For me at this moment, especially when we see protests all around, the question might be – what are the protocols of disagreement? And how can disagreement be productive space? How can disagreement be generative? It is about finding the space of the other in one's self. And I think a letter like Gandhi's, written from one extreme, as perhaps the greatest proponent of peace, reaching out to one of the worst perpetrators of violence – can there be a space for us somewhere in the middle?

Did Hitler receive the letter?

It's speculated that it may have never got to him. It may have most likely been intercepted by the British.

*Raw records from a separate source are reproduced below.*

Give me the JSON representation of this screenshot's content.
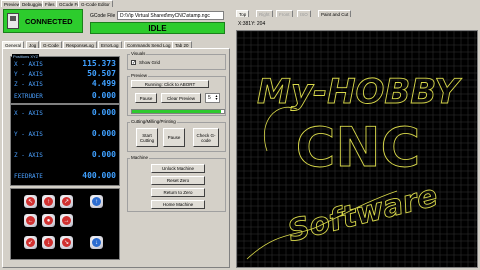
{
  "top": {
    "menu_tabs": [
      "Preview",
      "Debugging",
      "Files",
      "GCode File",
      "G-Code Editor"
    ],
    "connected_label": "CONNECTED",
    "gcode_file_label": "GCode File",
    "gcode_file_path": "D:\\Vip Virtual Shared\\myCNC\\stamp.ngc",
    "status": "IDLE"
  },
  "left_tabs": [
    "General",
    "Jog",
    "G-Code",
    "ResponseLog",
    "ErrorLog",
    "Commands Send Log",
    "Tab 20"
  ],
  "dro": {
    "title": "Positions XYZ",
    "machine": [
      {
        "axis": "X - AXIS",
        "value": "115.373"
      },
      {
        "axis": "Y - AXIS",
        "value": "50.507"
      },
      {
        "axis": "Z - AXIS",
        "value": "4.499"
      },
      {
        "axis": "EXTRUDER",
        "value": "0.000"
      }
    ],
    "work": [
      {
        "axis": "X - AXIS",
        "value": "0.000"
      },
      {
        "axis": "Y - AXIS",
        "value": "0.000"
      },
      {
        "axis": "Z - AXIS",
        "value": "0.000"
      },
      {
        "axis": "FEEDRATE",
        "value": "400.000"
      }
    ]
  },
  "visuals": {
    "title": "Visuals",
    "show_grid": "Show Grid",
    "show_grid_checked": true
  },
  "preview": {
    "title": "Preview",
    "running_label": "Running: Click to ABORT",
    "pause_label": "Pause",
    "clear_preview_label": "Clear Preview",
    "speed_value": "5",
    "progress": 0.97,
    "progress_color": "#2ec92e"
  },
  "cutting": {
    "title": "Cutting/Milling/Printing",
    "start_label": "Start Cutting",
    "pause_label": "Pause",
    "check_label": "Check G-code"
  },
  "machine": {
    "title": "Machine",
    "unlock_label": "Unlock Machine",
    "reset_label": "Reset Zero",
    "return_label": "Return to Zero",
    "home_label": "Home Machine"
  },
  "jog": {
    "buttons": [
      {
        "name": "jog-up-left-icon",
        "color": "red",
        "glyph": "↖"
      },
      {
        "name": "jog-up-icon",
        "color": "red",
        "glyph": "↑"
      },
      {
        "name": "jog-up-right-icon",
        "color": "red",
        "glyph": "↗"
      },
      {
        "name": "jog-z-up-icon",
        "color": "blue",
        "glyph": "↑"
      },
      {
        "name": "jog-left-icon",
        "color": "red",
        "glyph": "←"
      },
      {
        "name": "jog-stop-icon",
        "color": "red",
        "glyph": "●"
      },
      {
        "name": "jog-right-icon",
        "color": "red",
        "glyph": "→"
      },
      {
        "name": "jog-down-left-icon",
        "color": "red",
        "glyph": "↙"
      },
      {
        "name": "jog-down-icon",
        "color": "red",
        "glyph": "↓"
      },
      {
        "name": "jog-down-right-icon",
        "color": "red",
        "glyph": "↘"
      },
      {
        "name": "jog-z-down-icon",
        "color": "blue",
        "glyph": "↓"
      }
    ]
  },
  "view": {
    "view_tabs": [
      "Top",
      "Right",
      "Front",
      "ISO",
      "Paint and Cut"
    ],
    "coords": "X:381Y: 204",
    "text_line1": "My-HOBBY",
    "text_line2": "CNC",
    "text_line3": "Software",
    "accent_color": "#d8d84a"
  }
}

And they didn't forward it.

Like most Gandhian gestures, these are made for the world. … They have their own pathway. Even if it reaches the British, the message has reached someone. How do you save the world from a savage state? How do you take the path of peace? How do you withdraw from the path of aggression? These are things that could well serve the British of the time, as well as us now here. The same questions are valid because we live the same human pitfalls and complexities, and we conduct ourselves as a complex species, and maybe this is a reflection of something we can retool for ourselves.

How did you conceive of this exhibit?

I walked into the Gandhi museum, Mani Bhavan, in Bombay, and I think just the moment of looking at that letter – it is small, it is distilled, and yet it is immense. It is so simplified to the degree of being almost, I often think of the letter as haiku, in its absolute simplicity, its complexity, its economy, its abundance. That's what drew me. Standing in front of this letter, there was this cascade of immensity. And the immensity was exactly what now has somehow de-conformed – this ever-dissolving letter that one can traverse and journey through.

Take us through the experience of the exhibit.

The work unfolds in a few steps. One is the entry into darkness. As one steps on the flowing letters below, one's foot is illuminated. A few steps later, maybe one's knee is illuminated. And a few steps further, half the body, and as you reach the letter, the entire body is illuminated.

The letter also changes in its legibility, doesn't it?

When you see it on the floor, it is unreadable. At the bottom of the letter, the letter seems to be shredding and shredding and shredding, atomized every moment... because the letter is trying to form in this ever-falling stream of mist. And it's only when the letter rises, it gains legibility at the top. ... It's something that keeps cycling back and back and back. In this scroll of the letter, one can enter and exit and be oneself in the process.

Jitish Kallat: Covering Letter. Philadelphia Museum of Art. Through March 5, 2017, at the Perelman Building, 252 Pennsylvania Avenue. Hours: Tuesday–Sunday: 10 a.m.–5 p.m. Closed Wednesday and Friday evenings. Free with Museum admission: adults $20; seniors (65+) and youth 13-18, $14; 12 and under and members free. Information: 215-763-8100, www.philamuseum.org.